Revenue grew 29.1 per cent to US$355.2 million as compared to the same period last year, while 30 new shops – 25 of which were company-operated – were opened across 11 states in the United States (US). The reporting period spans 1 January to 31 March 2025.

Company-operated shops revenues increased 31.6 per cent to $326.4 million, which laid the foundations for an increase in company-operated gross margin of 29.1 per cent and $71.5 million in gross profits. Adjusted EBITDA grew 19.7 per cent to $62.9 million.

CEO and President of Dutch Bros, Christine Barone, says the growth experienced in Q1 is expected to be sustained over the rest of the year and beyond.

“Our business continues to operate from a position of strength, and we are well-positioned to thrive in this dynamic environment. The enthusiasm for our brand, the loyalty of our customers, the passion of our team and a clear vision for the future give us great confidence,” Barone says.

“We delivered exceptional results in the first quarter, starting 2025 on a high note with continued momentum.

“Our brand continues to resonate with our customers, giving us confidence that our foundational transaction drivers are working and propelling us forward. We have a clear roadmap ahead of us and are well-positioned to continue generating sustainable long-term growth.”

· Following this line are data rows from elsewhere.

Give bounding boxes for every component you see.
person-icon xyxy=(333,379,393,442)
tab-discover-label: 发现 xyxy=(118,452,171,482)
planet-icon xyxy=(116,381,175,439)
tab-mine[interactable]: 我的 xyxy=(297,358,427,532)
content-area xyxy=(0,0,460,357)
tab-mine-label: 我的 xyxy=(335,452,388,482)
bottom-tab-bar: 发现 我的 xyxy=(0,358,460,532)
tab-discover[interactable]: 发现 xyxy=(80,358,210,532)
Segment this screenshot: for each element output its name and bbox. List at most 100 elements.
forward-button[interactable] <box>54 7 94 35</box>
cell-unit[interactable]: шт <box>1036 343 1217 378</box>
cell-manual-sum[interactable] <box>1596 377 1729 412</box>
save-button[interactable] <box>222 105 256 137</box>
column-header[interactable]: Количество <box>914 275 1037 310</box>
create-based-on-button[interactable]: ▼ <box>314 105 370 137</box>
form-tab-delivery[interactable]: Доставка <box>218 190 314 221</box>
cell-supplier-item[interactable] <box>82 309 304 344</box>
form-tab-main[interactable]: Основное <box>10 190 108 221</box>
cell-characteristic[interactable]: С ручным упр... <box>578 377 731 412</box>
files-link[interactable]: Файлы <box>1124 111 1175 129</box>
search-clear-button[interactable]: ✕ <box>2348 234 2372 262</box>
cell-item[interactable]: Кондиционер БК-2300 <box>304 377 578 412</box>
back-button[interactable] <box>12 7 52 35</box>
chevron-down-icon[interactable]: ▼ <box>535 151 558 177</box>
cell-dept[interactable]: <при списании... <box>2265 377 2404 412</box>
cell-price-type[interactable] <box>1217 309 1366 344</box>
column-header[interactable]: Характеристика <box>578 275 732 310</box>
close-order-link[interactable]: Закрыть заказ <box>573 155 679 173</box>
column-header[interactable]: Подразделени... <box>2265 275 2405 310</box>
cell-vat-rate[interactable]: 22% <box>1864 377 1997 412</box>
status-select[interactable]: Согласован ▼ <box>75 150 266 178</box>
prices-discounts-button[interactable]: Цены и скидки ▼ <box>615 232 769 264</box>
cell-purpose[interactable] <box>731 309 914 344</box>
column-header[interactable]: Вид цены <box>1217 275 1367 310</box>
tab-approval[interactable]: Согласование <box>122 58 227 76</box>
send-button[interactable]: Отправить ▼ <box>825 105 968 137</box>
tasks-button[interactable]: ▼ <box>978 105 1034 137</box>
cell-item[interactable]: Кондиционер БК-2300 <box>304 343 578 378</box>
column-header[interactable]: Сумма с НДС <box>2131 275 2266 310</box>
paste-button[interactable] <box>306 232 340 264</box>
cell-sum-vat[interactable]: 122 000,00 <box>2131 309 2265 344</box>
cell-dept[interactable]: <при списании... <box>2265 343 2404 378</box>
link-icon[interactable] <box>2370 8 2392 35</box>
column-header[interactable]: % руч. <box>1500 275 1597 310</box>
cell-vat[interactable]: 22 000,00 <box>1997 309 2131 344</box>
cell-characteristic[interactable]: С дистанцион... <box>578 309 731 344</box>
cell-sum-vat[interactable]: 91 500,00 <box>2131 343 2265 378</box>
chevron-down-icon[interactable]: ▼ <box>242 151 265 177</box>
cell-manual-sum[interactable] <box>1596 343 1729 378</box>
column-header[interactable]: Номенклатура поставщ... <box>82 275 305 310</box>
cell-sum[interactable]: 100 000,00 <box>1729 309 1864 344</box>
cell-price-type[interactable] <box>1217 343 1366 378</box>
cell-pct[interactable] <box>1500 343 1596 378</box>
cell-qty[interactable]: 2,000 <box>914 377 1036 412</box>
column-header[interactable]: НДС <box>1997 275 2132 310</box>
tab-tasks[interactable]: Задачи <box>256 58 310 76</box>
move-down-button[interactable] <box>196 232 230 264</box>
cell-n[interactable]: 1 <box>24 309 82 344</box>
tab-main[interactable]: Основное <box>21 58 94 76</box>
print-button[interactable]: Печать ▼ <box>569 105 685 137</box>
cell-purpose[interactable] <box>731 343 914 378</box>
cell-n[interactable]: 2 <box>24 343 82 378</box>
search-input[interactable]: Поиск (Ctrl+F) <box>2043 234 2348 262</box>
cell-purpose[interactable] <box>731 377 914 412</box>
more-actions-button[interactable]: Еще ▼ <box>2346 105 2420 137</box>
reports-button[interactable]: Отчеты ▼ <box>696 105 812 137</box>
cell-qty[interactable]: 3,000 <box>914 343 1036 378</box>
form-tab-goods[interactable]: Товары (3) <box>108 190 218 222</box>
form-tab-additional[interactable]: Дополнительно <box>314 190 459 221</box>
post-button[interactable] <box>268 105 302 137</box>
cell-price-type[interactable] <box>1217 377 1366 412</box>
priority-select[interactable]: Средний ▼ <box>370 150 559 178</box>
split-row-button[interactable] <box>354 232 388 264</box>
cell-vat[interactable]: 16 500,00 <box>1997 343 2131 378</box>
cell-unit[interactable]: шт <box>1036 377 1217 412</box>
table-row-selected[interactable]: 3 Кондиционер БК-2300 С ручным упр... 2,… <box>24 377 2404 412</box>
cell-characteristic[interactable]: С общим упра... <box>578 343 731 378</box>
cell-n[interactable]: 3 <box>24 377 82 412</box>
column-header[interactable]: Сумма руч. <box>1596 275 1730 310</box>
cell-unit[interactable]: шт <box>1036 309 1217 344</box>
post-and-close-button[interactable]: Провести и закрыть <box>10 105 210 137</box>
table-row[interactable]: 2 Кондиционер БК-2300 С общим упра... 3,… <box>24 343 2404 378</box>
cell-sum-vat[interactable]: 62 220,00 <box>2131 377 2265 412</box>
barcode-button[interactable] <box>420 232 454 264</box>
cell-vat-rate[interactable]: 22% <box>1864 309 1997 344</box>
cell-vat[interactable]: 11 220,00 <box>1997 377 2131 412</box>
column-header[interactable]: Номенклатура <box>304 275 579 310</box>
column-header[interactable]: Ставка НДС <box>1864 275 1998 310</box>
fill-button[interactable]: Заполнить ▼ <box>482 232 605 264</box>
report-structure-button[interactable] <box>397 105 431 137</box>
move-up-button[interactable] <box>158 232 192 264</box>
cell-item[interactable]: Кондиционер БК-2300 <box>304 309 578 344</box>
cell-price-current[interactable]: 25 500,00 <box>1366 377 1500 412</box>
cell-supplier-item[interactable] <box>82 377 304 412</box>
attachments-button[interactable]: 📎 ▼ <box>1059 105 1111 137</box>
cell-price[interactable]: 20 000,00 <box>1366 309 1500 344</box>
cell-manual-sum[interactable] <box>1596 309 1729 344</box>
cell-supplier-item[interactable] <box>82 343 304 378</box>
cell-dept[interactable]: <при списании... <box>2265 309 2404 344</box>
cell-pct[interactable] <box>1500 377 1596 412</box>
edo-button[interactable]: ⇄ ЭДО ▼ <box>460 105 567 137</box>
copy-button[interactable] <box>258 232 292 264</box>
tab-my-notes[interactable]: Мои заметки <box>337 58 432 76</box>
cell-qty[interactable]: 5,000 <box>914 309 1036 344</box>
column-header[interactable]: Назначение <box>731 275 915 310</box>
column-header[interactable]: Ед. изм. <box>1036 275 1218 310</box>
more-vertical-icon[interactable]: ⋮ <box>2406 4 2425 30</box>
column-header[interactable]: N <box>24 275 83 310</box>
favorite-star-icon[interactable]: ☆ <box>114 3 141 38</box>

Dutch Bros CFO Josh Guenser says the strength of the first quarter performance has led the company to estimate it will achieve the top end of previously communicated ranges across key metrics.

“We are optimistic about our ability to navigate evolving macroeconomic conditions with robust four-wall economics and excellent cash-on-cash returns,” Guenser says.

“Given the strong performance in the first quarter and the continued momentum into the second quarter, 2025 total revenues, same shop sales growth and adjusted EBITDA are trending towards the top half of ranges we provided last quarter.”

The total revenues estimate stands between $1.555 billion and $1.575 billion, same shop sales growth of between two and four per cent, and adjusted EBITDA between $265 million and $275 million.

Total system shop openings in 2025 is estimated to be at least 160, with capital expenditures sitting between $240 million and $260 million.